Coronavirus – Lombardia in zona arancio dal 24 gennaio

Coronavirus – Lombardia in zona arancio dal 24 gennaio

E’ stata pubblicata in Gazzetta Ufficiale l’Ordinanza dl Ministero della salute  del 23 gennaio relativa alla Regione Lombardia. Da domenica 24 gennaio, e fino al 7 febbraio, salvo diverse disposizioni, la Lombardia è inserita nella “zona arancio”.

 

📌 Sono vietati gli spostamenti da una regione all’altra, da un Comune all’altro, ad eccezione di quelli motivati da comprovate esigenze lavorative, situazioni di necessità o motivi di salute, che andranno giustificati esibendo una autodichiarazione. Dalle ore 5 alle ore 22 è consentito spostarsi una sola volta al giorno verso un’altra abitazione privata ubicata all’interno dello stesso comune, nel limite massimo di due persone ulteriori rispetto a quelle ivi già conviventi (oltre ai minori di anni 14 sui quali tali persone esercitino la potestà genitoriale e alle persone disabili o non autosufficienti conviventi).Chi vive in un Comune fino a 5.000 abitanti può spostarsi dalle 5.00 alle 22.00 entro i 30 km dai confini comunali. Sono esclusi in ogni caso gli spostamenti verso i capoluoghi di provincia. Resta sempre consentito il rientro presso il proprio domicilio, abitazione o residenza.

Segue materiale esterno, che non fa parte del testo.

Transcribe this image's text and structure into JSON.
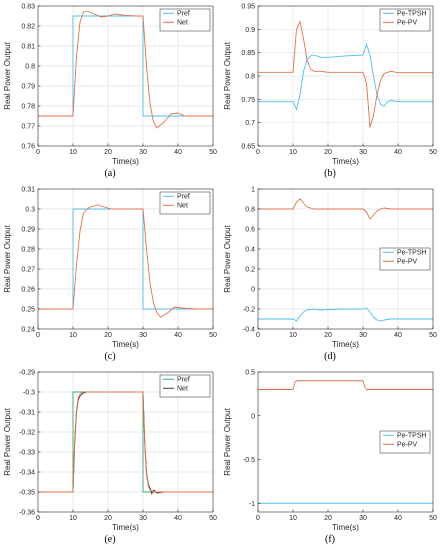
{
  "figure": {
    "panels": [
      {
        "caption": "(a)"
      },
      {
        "caption": "(b)"
      },
      {
        "caption": "(c)"
      },
      {
        "caption": "(d)"
      },
      {
        "caption": "(e)"
      },
      {
        "caption": "(f)"
      }
    ]
  },
  "colors": {
    "blue": "#4DBEEE",
    "orange": "#E0714B",
    "green": "#3FA56A",
    "dark": "#404040"
  },
  "chart_data": [
    {
      "type": "line",
      "xlabel": "Time(s)",
      "ylabel": "Real Power Output",
      "xlim": [
        0,
        50
      ],
      "ylim": [
        0.76,
        0.83
      ],
      "xticks": [
        0,
        10,
        20,
        30,
        40,
        50
      ],
      "yticks": [
        0.76,
        0.77,
        0.78,
        0.79,
        0.8,
        0.81,
        0.82,
        0.83
      ],
      "ytick_labels": [
        "0.76",
        "0.77",
        "0.78",
        "0.79",
        "0.8",
        "0.81",
        "0.82",
        "0.83"
      ],
      "grid": true,
      "legend": "top-right",
      "series": [
        {
          "name": "Pref",
          "color": "#4DBEEE",
          "x": [
            0,
            10,
            10,
            30,
            30,
            50
          ],
          "y": [
            0.775,
            0.775,
            0.825,
            0.825,
            0.775,
            0.775
          ]
        },
        {
          "name": "Net",
          "color": "#E0714B",
          "x": [
            0,
            10,
            11,
            12,
            13,
            14,
            16,
            18,
            20,
            22,
            25,
            28,
            30,
            31,
            32,
            33,
            34,
            36,
            38,
            40,
            42,
            45,
            50
          ],
          "y": [
            0.775,
            0.775,
            0.805,
            0.822,
            0.827,
            0.8275,
            0.826,
            0.8245,
            0.825,
            0.826,
            0.8253,
            0.825,
            0.825,
            0.8,
            0.781,
            0.772,
            0.769,
            0.772,
            0.776,
            0.7765,
            0.775,
            0.775,
            0.775
          ]
        }
      ]
    },
    {
      "type": "line",
      "xlabel": "Time(s)",
      "ylabel": "Real Power Output",
      "xlim": [
        0,
        50
      ],
      "ylim": [
        0.65,
        0.95
      ],
      "xticks": [
        0,
        10,
        20,
        30,
        40,
        50
      ],
      "yticks": [
        0.65,
        0.7,
        0.75,
        0.8,
        0.85,
        0.9,
        0.95
      ],
      "ytick_labels": [
        "0.65",
        "0.7",
        "0.75",
        "0.8",
        "0.85",
        "0.9",
        "0.95"
      ],
      "grid": true,
      "legend": "top-right",
      "series": [
        {
          "name": "Pe-TPSH",
          "color": "#4DBEEE",
          "x": [
            0,
            10,
            11,
            12,
            13,
            14,
            15,
            16,
            18,
            20,
            25,
            30,
            31,
            32,
            33,
            34,
            35,
            36,
            37,
            38,
            40,
            45,
            50
          ],
          "y": [
            0.745,
            0.745,
            0.728,
            0.76,
            0.81,
            0.835,
            0.843,
            0.845,
            0.84,
            0.84,
            0.843,
            0.845,
            0.868,
            0.845,
            0.8,
            0.76,
            0.74,
            0.735,
            0.745,
            0.748,
            0.745,
            0.745,
            0.745
          ]
        },
        {
          "name": "Pe-PV",
          "color": "#E0714B",
          "x": [
            0,
            10,
            11,
            12,
            13,
            14,
            15,
            16,
            18,
            20,
            25,
            30,
            31,
            32,
            33,
            34,
            35,
            36,
            37,
            38,
            40,
            45,
            50
          ],
          "y": [
            0.808,
            0.808,
            0.9,
            0.917,
            0.88,
            0.835,
            0.815,
            0.81,
            0.81,
            0.808,
            0.808,
            0.808,
            0.785,
            0.69,
            0.715,
            0.76,
            0.79,
            0.805,
            0.808,
            0.81,
            0.807,
            0.807,
            0.807
          ]
        }
      ]
    },
    {
      "type": "line",
      "xlabel": "Time(s)",
      "ylabel": "Real Power Output",
      "xlim": [
        0,
        50
      ],
      "ylim": [
        0.24,
        0.31
      ],
      "xticks": [
        0,
        10,
        20,
        30,
        40,
        50
      ],
      "yticks": [
        0.24,
        0.25,
        0.26,
        0.27,
        0.28,
        0.29,
        0.3,
        0.31
      ],
      "ytick_labels": [
        "0.24",
        "0.25",
        "0.26",
        "0.27",
        "0.28",
        "0.29",
        "0.3",
        "0.31"
      ],
      "grid": true,
      "legend": "top-right",
      "series": [
        {
          "name": "Pref",
          "color": "#4DBEEE",
          "x": [
            0,
            10,
            10,
            30,
            30,
            50
          ],
          "y": [
            0.25,
            0.25,
            0.3,
            0.3,
            0.25,
            0.25
          ]
        },
        {
          "name": "Net",
          "color": "#E0714B",
          "x": [
            0,
            10,
            11,
            12,
            13,
            14,
            15,
            17,
            19,
            21,
            24,
            27,
            30,
            31,
            32,
            33,
            34,
            35,
            37,
            39,
            41,
            45,
            50
          ],
          "y": [
            0.25,
            0.25,
            0.272,
            0.289,
            0.298,
            0.3,
            0.301,
            0.302,
            0.301,
            0.3,
            0.3,
            0.3,
            0.3,
            0.28,
            0.263,
            0.253,
            0.248,
            0.246,
            0.248,
            0.251,
            0.2505,
            0.25,
            0.25
          ]
        }
      ]
    },
    {
      "type": "line",
      "xlabel": "Time(s)",
      "ylabel": "Real Power Output",
      "xlim": [
        0,
        50
      ],
      "ylim": [
        -0.4,
        1
      ],
      "xticks": [
        0,
        10,
        20,
        30,
        40,
        50
      ],
      "yticks": [
        -0.4,
        -0.2,
        0,
        0.2,
        0.4,
        0.6,
        0.8,
        1
      ],
      "ytick_labels": [
        "-0.4",
        "-0.2",
        "0",
        "0.2",
        "0.4",
        "0.6",
        "0.8",
        "1"
      ],
      "grid": true,
      "legend": "center-right",
      "series": [
        {
          "name": "Pe-TPSH",
          "color": "#4DBEEE",
          "x": [
            0,
            10,
            11,
            12,
            13,
            14,
            15,
            16,
            18,
            20,
            25,
            30,
            31,
            32,
            33,
            34,
            35,
            36,
            38,
            40,
            45,
            50
          ],
          "y": [
            -0.3,
            -0.3,
            -0.32,
            -0.27,
            -0.23,
            -0.21,
            -0.205,
            -0.2,
            -0.21,
            -0.205,
            -0.2,
            -0.2,
            -0.19,
            -0.23,
            -0.28,
            -0.31,
            -0.32,
            -0.31,
            -0.3,
            -0.3,
            -0.3,
            -0.3
          ]
        },
        {
          "name": "Pe-PV",
          "color": "#E0714B",
          "x": [
            0,
            10,
            11,
            12,
            13,
            14,
            15,
            16,
            18,
            20,
            25,
            30,
            31,
            32,
            33,
            34,
            35,
            36,
            38,
            40,
            45,
            50
          ],
          "y": [
            0.8,
            0.8,
            0.87,
            0.9,
            0.86,
            0.82,
            0.81,
            0.8,
            0.8,
            0.8,
            0.8,
            0.8,
            0.77,
            0.7,
            0.74,
            0.78,
            0.8,
            0.81,
            0.8,
            0.8,
            0.8,
            0.8
          ]
        }
      ]
    },
    {
      "type": "line",
      "xlabel": "Time(s)",
      "ylabel": "Real Power Output",
      "xlim": [
        0,
        50
      ],
      "ylim": [
        -0.36,
        -0.29
      ],
      "xticks": [
        0,
        10,
        20,
        30,
        40,
        50
      ],
      "yticks": [
        -0.36,
        -0.35,
        -0.34,
        -0.33,
        -0.32,
        -0.31,
        -0.3,
        -0.29
      ],
      "ytick_labels": [
        "-0.36",
        "-0.35",
        "-0.34",
        "-0.33",
        "-0.32",
        "-0.31",
        "-0.3",
        "-0.29"
      ],
      "grid": true,
      "legend": "top-right",
      "series": [
        {
          "name": "Pref",
          "color": "#3FA56A",
          "x": [
            0,
            10,
            10,
            30,
            30,
            50
          ],
          "y": [
            -0.35,
            -0.35,
            -0.3,
            -0.3,
            -0.35,
            -0.35
          ]
        },
        {
          "name": "Net",
          "color": "#404040",
          "x": [
            0,
            10,
            10.5,
            11,
            11.5,
            12,
            13,
            14,
            16,
            20,
            25,
            30,
            30.5,
            31,
            31.5,
            32,
            32.5,
            33,
            34,
            36,
            40,
            50
          ],
          "y": [
            -0.35,
            -0.35,
            -0.325,
            -0.31,
            -0.304,
            -0.302,
            -0.3005,
            -0.3,
            -0.3,
            -0.3,
            -0.3,
            -0.3,
            -0.325,
            -0.34,
            -0.346,
            -0.348,
            -0.351,
            -0.349,
            -0.3505,
            -0.35,
            -0.35,
            -0.35
          ]
        },
        {
          "name": "",
          "color": "#E0714B",
          "x": [
            0,
            10,
            10.5,
            11,
            11.5,
            12,
            13,
            14,
            16,
            20,
            25,
            30,
            30.5,
            31,
            31.5,
            32,
            33,
            34,
            36,
            40,
            50
          ],
          "y": [
            -0.35,
            -0.35,
            -0.323,
            -0.309,
            -0.303,
            -0.301,
            -0.3,
            -0.3,
            -0.3,
            -0.3,
            -0.3,
            -0.3,
            -0.326,
            -0.341,
            -0.347,
            -0.349,
            -0.35,
            -0.35,
            -0.35,
            -0.35,
            -0.35
          ]
        }
      ]
    },
    {
      "type": "line",
      "xlabel": "Time(s)",
      "ylabel": "Real Power Output",
      "xlim": [
        0,
        50
      ],
      "ylim": [
        -1.1,
        0.5
      ],
      "xticks": [
        0,
        10,
        20,
        30,
        40,
        50
      ],
      "yticks": [
        -1,
        -0.5,
        0,
        0.5
      ],
      "ytick_labels": [
        "-1",
        "-0.5",
        "0",
        "0.5"
      ],
      "grid": false,
      "legend": "center-right",
      "series": [
        {
          "name": "Pe-TPSH",
          "color": "#4DBEEE",
          "x": [
            0,
            50
          ],
          "y": [
            -1,
            -1
          ]
        },
        {
          "name": "Pe-PV",
          "color": "#E0714B",
          "x": [
            0,
            10,
            10.5,
            11,
            30,
            30.5,
            31,
            50
          ],
          "y": [
            0.3,
            0.3,
            0.38,
            0.4,
            0.4,
            0.33,
            0.3,
            0.3
          ]
        }
      ]
    }
  ]
}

📌 Sono sospese le attività dei servizi di ristorazione fra cui bar, pub, ristoranti, gelaterie, pasticcerie L’asporto è consentito fino alle ore 18.00 per i bar e fino alle ore 22 per le altre attività, con divieto di consumazione sul posto o nelle adiacenze. Per la consegna a domicilio non ci sono restrizioni,

📌 Sono sospese le attività inerenti ai servizi alla persona. Rimangono aperti i barbieri, parrucchieri, servizi di lavanderia. All’ingresso di tutti gli esercizi di cui è autorizzata l’apertura dovrà essere obbligatoriamente esposto un cartello che riporti il numero massimo di persone ammesse contemporaneamente all’interno,.

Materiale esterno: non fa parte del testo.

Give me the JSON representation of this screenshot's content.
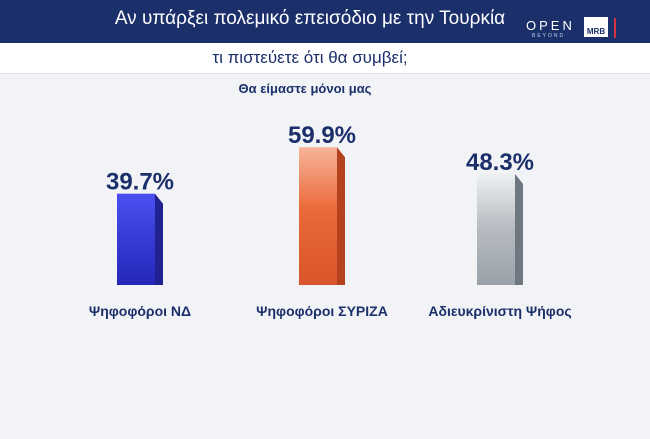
{
  "header": {
    "title_line1": "Αν υπάρξει πολεμικό επεισόδιο με την Τουρκία",
    "title_line2": "τι πιστεύετε ότι θα συμβεί;",
    "brand": "OPEN",
    "brand_sub": "BEYOND",
    "badge": "MRB"
  },
  "colors": {
    "header_bg": "#1b2f6b",
    "bar_nd": "#3437d6",
    "bar_syriza": "#e8612f",
    "bar_undecided": "#9da4ac"
  },
  "chart_data": {
    "type": "bar",
    "title": "Θα είμαστε μόνοι μας",
    "categories": [
      "Ψηφοφόροι ΝΔ",
      "Ψηφοφόροι ΣΥΡΙΖΑ",
      "Αδιευκρίνιστη Ψήφος"
    ],
    "values": [
      39.7,
      59.9,
      48.3
    ],
    "value_labels": [
      "39.7%",
      "59.9%",
      "48.3%"
    ],
    "unit": "%",
    "ylim": [
      0,
      100
    ],
    "grid": false,
    "legend": "none"
  }
}
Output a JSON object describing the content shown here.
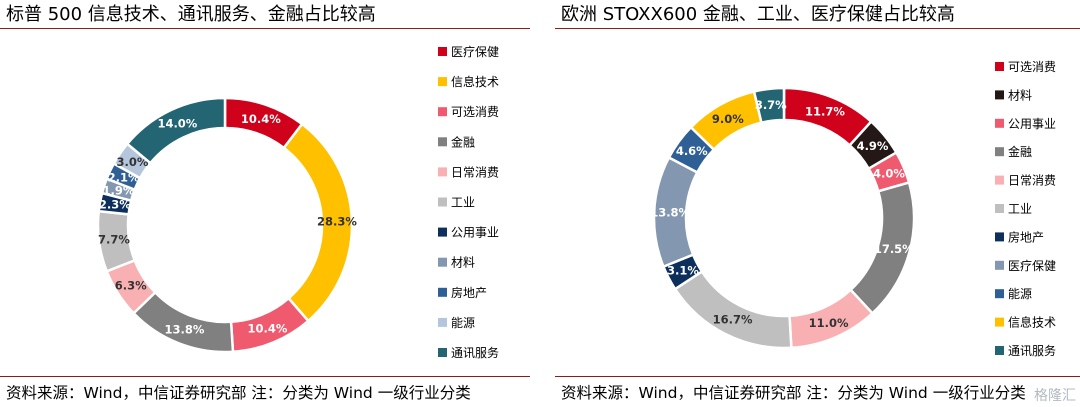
{
  "charts": [
    {
      "title": "标普 500 信息技术、通讯服务、金融占比较高",
      "source": "资料来源：Wind，中信证券研究部  注：分类为 Wind 一级行业分类"
    },
    {
      "title": "欧洲 STOXX600 金融、工业、医疗保健占比较高",
      "source": "资料来源：Wind，中信证券研究部  注：分类为 Wind 一级行业分类"
    }
  ],
  "watermark": "格隆汇",
  "chart_data": [
    {
      "type": "pie",
      "subtype": "donut",
      "title": "标普 500 信息技术、通讯服务、金融占比较高",
      "legend_position": "right",
      "series": [
        {
          "name": "医疗保健",
          "value": 10.4,
          "label": "10.4%",
          "color": "#d0021b"
        },
        {
          "name": "信息技术",
          "value": 28.3,
          "label": "28.3%",
          "color": "#ffc000"
        },
        {
          "name": "可选消费",
          "value": 10.4,
          "label": "10.4%",
          "color": "#f05a6e"
        },
        {
          "name": "金融",
          "value": 13.8,
          "label": "13.8%",
          "color": "#808080"
        },
        {
          "name": "日常消费",
          "value": 6.3,
          "label": "6.3%",
          "color": "#f9b0b3"
        },
        {
          "name": "工业",
          "value": 7.7,
          "label": "7.7%",
          "color": "#bfbfbf"
        },
        {
          "name": "公用事业",
          "value": 2.3,
          "label": "2.3%",
          "color": "#0d2f5c"
        },
        {
          "name": "材料",
          "value": 1.9,
          "label": "1.9%",
          "color": "#8497b0"
        },
        {
          "name": "房地产",
          "value": 2.1,
          "label": "2.1%",
          "color": "#2e5f95"
        },
        {
          "name": "能源",
          "value": 3.0,
          "label": "3.0%",
          "color": "#b4c6dc"
        },
        {
          "name": "通讯服务",
          "value": 14.0,
          "label": "14.0%",
          "color": "#246574"
        }
      ]
    },
    {
      "type": "pie",
      "subtype": "donut",
      "title": "欧洲 STOXX600 金融、工业、医疗保健占比较高",
      "legend_position": "right",
      "series": [
        {
          "name": "可选消费",
          "value": 11.7,
          "label": "11.7%",
          "color": "#d0021b"
        },
        {
          "name": "材料",
          "value": 4.9,
          "label": "4.9%",
          "color": "#231815"
        },
        {
          "name": "公用事业",
          "value": 4.0,
          "label": "4.0%",
          "color": "#f05a6e"
        },
        {
          "name": "金融",
          "value": 17.5,
          "label": "17.5%",
          "color": "#808080"
        },
        {
          "name": "日常消费",
          "value": 11.0,
          "label": "11.0%",
          "color": "#f9b0b3"
        },
        {
          "name": "工业",
          "value": 16.7,
          "label": "16.7%",
          "color": "#bfbfbf"
        },
        {
          "name": "房地产",
          "value": 3.1,
          "label": "3.1%",
          "color": "#0d2f5c"
        },
        {
          "name": "医疗保健",
          "value": 13.8,
          "label": "13.8%",
          "color": "#8497b0"
        },
        {
          "name": "能源",
          "value": 4.6,
          "label": "4.6%",
          "color": "#2e5f95"
        },
        {
          "name": "信息技术",
          "value": 9.0,
          "label": "9.0%",
          "color": "#ffc000"
        },
        {
          "name": "通讯服务",
          "value": 3.7,
          "label": "3.7%",
          "color": "#246574"
        }
      ]
    }
  ]
}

📌 Sono sospese le attività sportive, comprese quelle che si svolgono nei centri sportivi all’aperto, così come tutti gli eventi e le competizioni sportive organizzate dagli enti di promozione sportiva, salvo quelle riconosciute di interesse nazionale da CONI e CIP. Restano chiuse palestre, piscine, centri natatori, centri benessere e centri termali (fatta eccezione per l’erogazione delle prestazioni rientranti nei livelli essenziali di assistenza e per le attività riabilitative o terapeutiche).È consentito svolgere individualmente attività motoria all'aperto in prossimità della propria abitazione, purché nel rispetto della distanza di sicurezza di almeno un metro da ogni altra persona, fatti salvi i casi in cui sia necessaria la presenza di un accompagnatore per i minori o le persone non completamente autosufficienti, e con obbligo di utilizzo di dispositivi di protezione delle vie respiratorie (salvo che per i soggetti esclusi da tale obbligo).È altresì consentito lo svolgimento di attività sportiva all’aperto in forma individuale.

📌 Interdizione della mobilità dalle 22 alle 5 ad eccezione di quella motivata da comprovate esigenze lavorative, situazioni di necessità o motivi di salute, che andranno giustificati esibendo l’autodichiarazione.